本日14日と明日15日も全国で脱原発集会、企画が予定されています。
ぜひ身近なところで行われる企画にご参加いただきたいと思いますが、その際、ぜひ知っておいていただきたいのは、高浜原発をめぐって福井地裁が運転禁止処分決定を出す可能性が高まっていることです。
この報はすでに各地の集会で説明されていますが、井戸弁護士より滋賀県で原発反対を掲げる人々のMLに詳報が投稿されました。情報を拡散して欲しいとのことですので、この場にも転載させていただくことにしました。

ポイントはこの「大飯3、4号、高浜3、4号運転禁止仮処分事件」の裁判長を、昨年5月に画期的な大飯原発運転禁止の判決を出した福井地裁樋口裁判長が担っていることです。
樋口裁判長は3月末で退任されるのですが、高浜原発に関しては自身の任期内に決定を下そうと3月11日に第2回審尋で審尋を集結させました。
関西電力側の処分決定引き伸ばし戦術を一蹴してのものです。決定期日は3月26日か27日ではないかと予測されています。(5日前にまでに通知されます)

再び原発再稼働禁止が言い渡される可能性が高いです。実現すれば市民と司法の力によって、原発を止める画期的な事柄となります。
昨年の福井判決の場合、控訴されれば確定が遮断され、直ちに原発の運転を差し止める効果には至りませんが、仮処分決定は直ちに効果が発生し、高浜原発の再稼働が食い止められることになります。
こうなれば関西電力は「地元」の合意を取り付けても、再稼働ができません。

一方でこの情報を耳にして、原発再稼働容認に動いていた高浜町議会議長が、朝日新聞の取材に対し「司法の判断にまったく影響を受けないことはない」と答えたと報じられています。
この点も極めて重要です。高浜に限らず、再稼働をめぐって「地元」との新たな討論を深める余地が広がるからです。
原発立地自治体は日本の歪んだ政策の矛盾を押し付けられてきた地域です。仕事などでがんじがらめにされてもいます。そうした地域の人々と原発のない未来に向けてぜひ討論を深めていきたいです。
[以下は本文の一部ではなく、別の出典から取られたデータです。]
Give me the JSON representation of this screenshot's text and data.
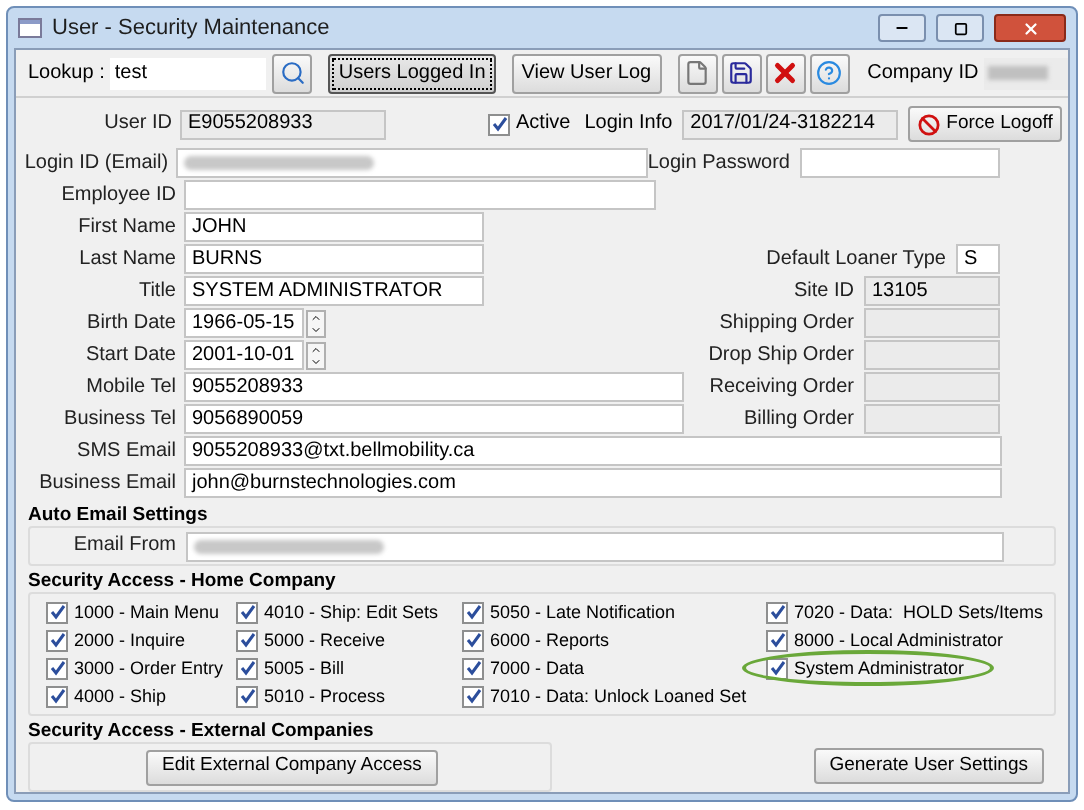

私たちがしっかり認識しておくべきことは、司法が原発再稼働に厳しい視点を持つようになったのは、福島原発事故そのものの影響とともに、日本中で巻き起こっている原発反対の声の高まりによるものだということです。
この力のもとにようやく司法の流れも変わりつつあります。私たちの命を守るための切実な声が司法界を揺り動かしつつあるのです。このもとで大飯原発運転禁止命令に続き、高浜原発にも運転禁止が言い渡されようとしています。
このことに踏まえて、「原発再稼働反対」の声をより高く上げましょう!民衆の力による原発ゼロ社会実現の可能性をさらに広げて行きましょう!

以下、弁護士の井戸さんが滋賀のMLに流されたメールを転載します。
末尾に、朝日新聞の報道記事も貼り付けておきます。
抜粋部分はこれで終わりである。